7.09.2003

HORRIBLE: You hear parents talk all manner of drama about the parenting experience -- it's "the greatest thing ever," "I just didn't know I could ever love anything that much," and "it's the hardest and best thing I've ever done."

Most of it is true. Heck, it's all true. Some weird chemical courses through your bloodstream once your kid is born -- you're fuel-injected with this parental awe and wonder -- and every time you try to put it in words you sound all Dr. Phil.

But here's another new and weird thing about being a parent: You get a whole new channel of empathy in the DIRECTtv box of your emotions. You read a story like this -- two kids dead after five hours in a sweltering SUV -- and it not only rips your heart out of your chest, which happens to even non-parents, but it constricts your lungs, drop-kicks your stomach, and makes you chew on the inside of your mouth. It's empathy, because you know what a fundamental thing it is to love your child, and what kind of a haunting will be visited upon these parents.

Before you had kids, you felt bad for the victims. Now you know they're all victims, and maybe the dead were the lucky ones.
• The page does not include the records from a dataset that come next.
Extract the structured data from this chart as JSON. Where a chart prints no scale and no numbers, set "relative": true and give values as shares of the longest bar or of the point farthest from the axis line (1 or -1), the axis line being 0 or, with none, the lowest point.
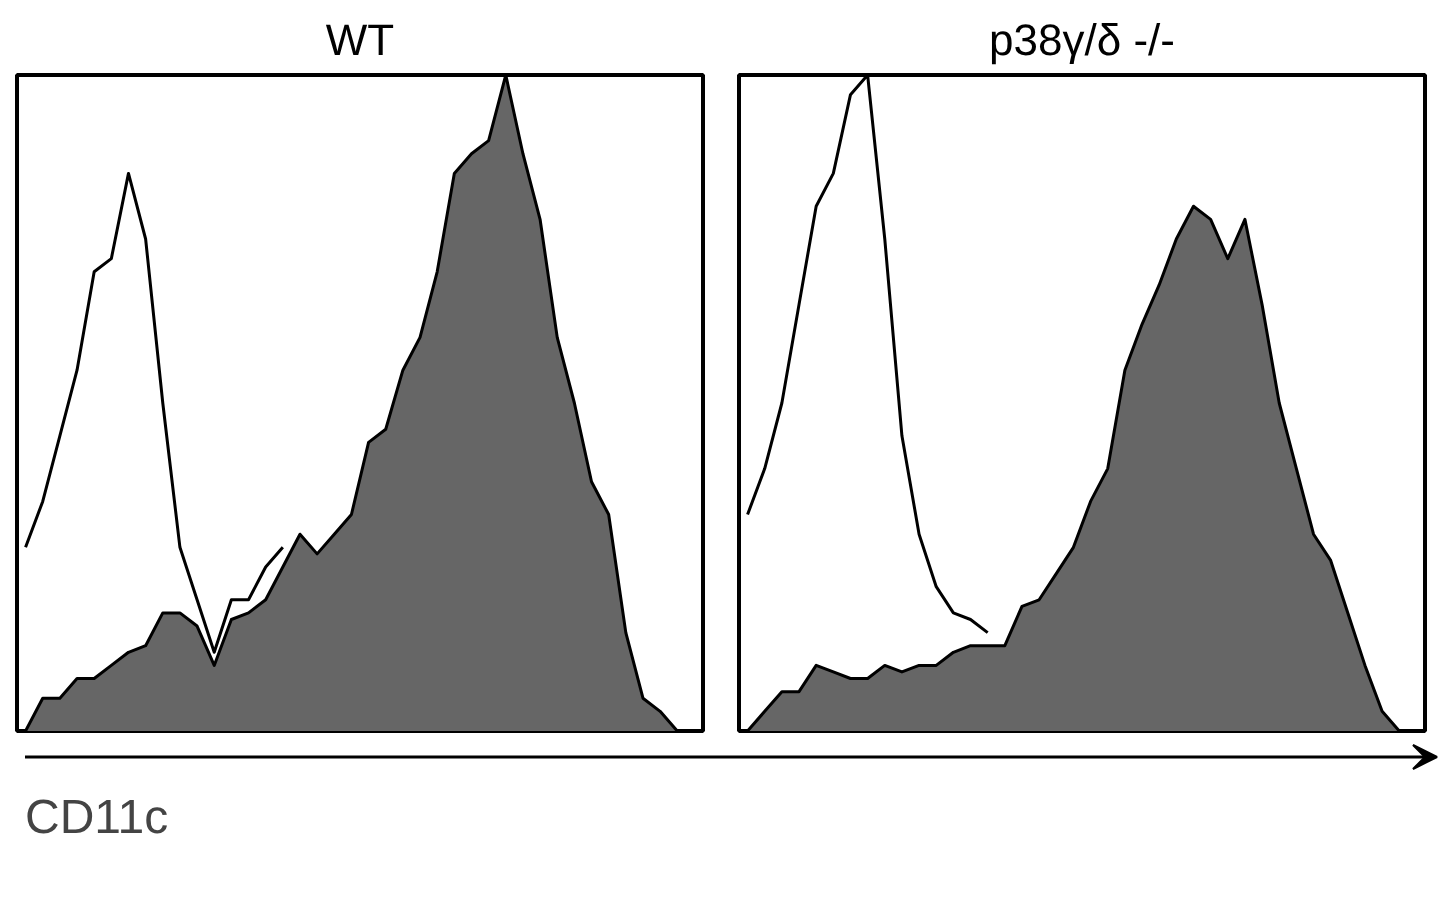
{
  "chart_data": [
    {
      "type": "area",
      "title": "WT",
      "xlabel": "CD11c",
      "relative": true,
      "categories": [
        null,
        null,
        null,
        null,
        null,
        null,
        null,
        null,
        null,
        null,
        null,
        null,
        null,
        null,
        null,
        null,
        null,
        null,
        null,
        null,
        null,
        null,
        null,
        null,
        null,
        null,
        null,
        null,
        null,
        null,
        null,
        null,
        null,
        null,
        null,
        null,
        null,
        null,
        null,
        null
      ],
      "series": [
        {
          "color": "#666666",
          "values": [
            0,
            0.05,
            0.05,
            0.08,
            0.08,
            0.1,
            0.12,
            0.13,
            0.18,
            0.18,
            0.16,
            0.1,
            0.17,
            0.18,
            0.2,
            0.25,
            0.3,
            0.27,
            0.3,
            0.33,
            0.44,
            0.46,
            0.55,
            0.6,
            0.7,
            0.85,
            0.88,
            0.9,
            1.0,
            0.88,
            0.78,
            0.6,
            0.5,
            0.38,
            0.33,
            0.15,
            0.05,
            0.03,
            0,
            0
          ]
        },
        {
          "type": "line",
          "color": "#000000",
          "values": [
            0.28,
            0.35,
            0.45,
            0.55,
            0.7,
            0.72,
            0.85,
            0.75,
            0.5,
            0.28,
            0.2,
            0.12,
            0.2,
            0.2,
            0.25,
            0.28,
            null,
            null,
            null,
            null,
            null,
            null,
            null,
            null,
            null,
            null,
            null,
            null,
            null,
            null,
            null,
            null,
            null,
            null,
            null,
            null,
            null,
            null,
            null,
            null
          ]
        }
      ]
    },
    {
      "type": "area",
      "title": "p38γ/δ -/-",
      "relative": true,
      "categories": [
        null,
        null,
        null,
        null,
        null,
        null,
        null,
        null,
        null,
        null,
        null,
        null,
        null,
        null,
        null,
        null,
        null,
        null,
        null,
        null,
        null,
        null,
        null,
        null,
        null,
        null,
        null,
        null,
        null,
        null,
        null,
        null,
        null,
        null,
        null,
        null,
        null,
        null,
        null,
        null
      ],
      "series": [
        {
          "color": "#666666",
          "values": [
            0,
            0.03,
            0.06,
            0.06,
            0.1,
            0.09,
            0.08,
            0.08,
            0.1,
            0.09,
            0.1,
            0.1,
            0.12,
            0.13,
            0.13,
            0.13,
            0.19,
            0.2,
            0.24,
            0.28,
            0.35,
            0.4,
            0.55,
            0.62,
            0.68,
            0.75,
            0.8,
            0.78,
            0.72,
            0.78,
            0.65,
            0.5,
            0.4,
            0.3,
            0.26,
            0.18,
            0.1,
            0.03,
            0,
            0
          ]
        },
        {
          "type": "line",
          "color": "#000000",
          "values": [
            0.33,
            0.4,
            0.5,
            0.65,
            0.8,
            0.85,
            0.97,
            1.0,
            0.75,
            0.45,
            0.3,
            0.22,
            0.18,
            0.17,
            0.15,
            null,
            null,
            null,
            null,
            null,
            null,
            null,
            null,
            null,
            null,
            null,
            null,
            null,
            null,
            null,
            null,
            null,
            null,
            null,
            null,
            null,
            null,
            null,
            null,
            null
          ]
        }
      ]
    }
  ]
}
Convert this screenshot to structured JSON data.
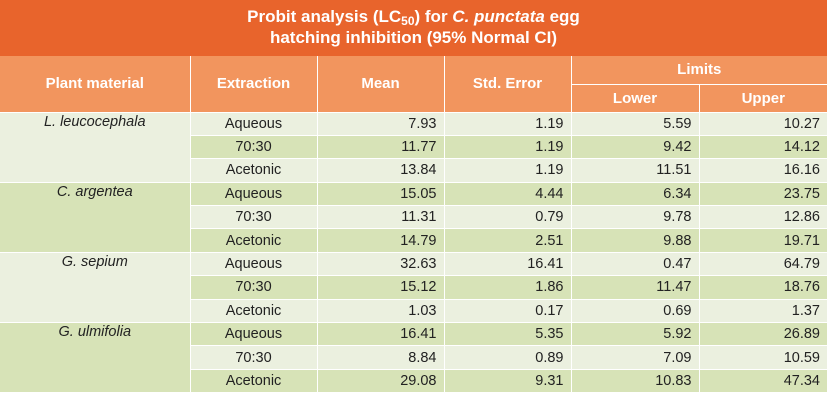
{
  "title": {
    "line1_pre": "Probit analysis (LC",
    "line1_sub": "50",
    "line1_mid": ") for ",
    "line1_species": "C. punctata",
    "line1_post": " egg",
    "line2": "hatching inhibition (95% Normal CI)"
  },
  "headers": {
    "plant": "Plant material",
    "extraction": "Extraction",
    "mean": "Mean",
    "std_error": "Std. Error",
    "limits": "Limits",
    "lower": "Lower",
    "upper": "Upper"
  },
  "groups": [
    {
      "plant": "L. leucocephala",
      "rows": [
        {
          "extraction": "Aqueous",
          "mean": "7.93",
          "std_error": "1.19",
          "lower": "5.59",
          "upper": "10.27"
        },
        {
          "extraction": "70:30",
          "mean": "11.77",
          "std_error": "1.19",
          "lower": "9.42",
          "upper": "14.12"
        },
        {
          "extraction": "Acetonic",
          "mean": "13.84",
          "std_error": "1.19",
          "lower": "11.51",
          "upper": "16.16"
        }
      ]
    },
    {
      "plant": "C. argentea",
      "rows": [
        {
          "extraction": "Aqueous",
          "mean": "15.05",
          "std_error": "4.44",
          "lower": "6.34",
          "upper": "23.75"
        },
        {
          "extraction": "70:30",
          "mean": "11.31",
          "std_error": "0.79",
          "lower": "9.78",
          "upper": "12.86"
        },
        {
          "extraction": "Acetonic",
          "mean": "14.79",
          "std_error": "2.51",
          "lower": "9.88",
          "upper": "19.71"
        }
      ]
    },
    {
      "plant": "G. sepium",
      "rows": [
        {
          "extraction": "Aqueous",
          "mean": "32.63",
          "std_error": "16.41",
          "lower": "0.47",
          "upper": "64.79"
        },
        {
          "extraction": "70:30",
          "mean": "15.12",
          "std_error": "1.86",
          "lower": "11.47",
          "upper": "18.76"
        },
        {
          "extraction": "Acetonic",
          "mean": "1.03",
          "std_error": "0.17",
          "lower": "0.69",
          "upper": "1.37"
        }
      ]
    },
    {
      "plant": "G. ulmifolia",
      "rows": [
        {
          "extraction": "Aqueous",
          "mean": "16.41",
          "std_error": "5.35",
          "lower": "5.92",
          "upper": "26.89"
        },
        {
          "extraction": "70:30",
          "mean": "8.84",
          "std_error": "0.89",
          "lower": "7.09",
          "upper": "10.59"
        },
        {
          "extraction": "Acetonic",
          "mean": "29.08",
          "std_error": "9.31",
          "lower": "10.83",
          "upper": "47.34"
        }
      ]
    }
  ],
  "colors": {
    "title_bg": "#e8642c",
    "header_bg": "#f2955e",
    "row_light": "#ebf0df",
    "row_dark": "#d7e3b7"
  }
}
UPDATE: I read through the above post, and I keep thinking, Wait, what about these parents...maybe they didn't have enough love, didn't feel that fundamental feeling, because otherwise...how could they? And where's my anger at these parents, that they could let these two kids die? Maybe that will come, but that's just not my first feeling. My first thought was actually, "Where's my son?", and then I remembered that he's safely tucked into his crib for the morning nap. Then I thought, God, never never never leave him in the car. (Even though I already know that, life just moves so fast with the boy, so it's not inconceivable...well, it is inconceivable I'd forget him for hours, but for minutes?) And then came fear, the fleeting image of forgetting my son in the car, and then empathy, because how can these parents live with this? It used to be that contemplating my own mortality was tail-chasing sweatfest, but that's nothing compared with contemplating the mortality of your child. File under Don't Go There, I guess.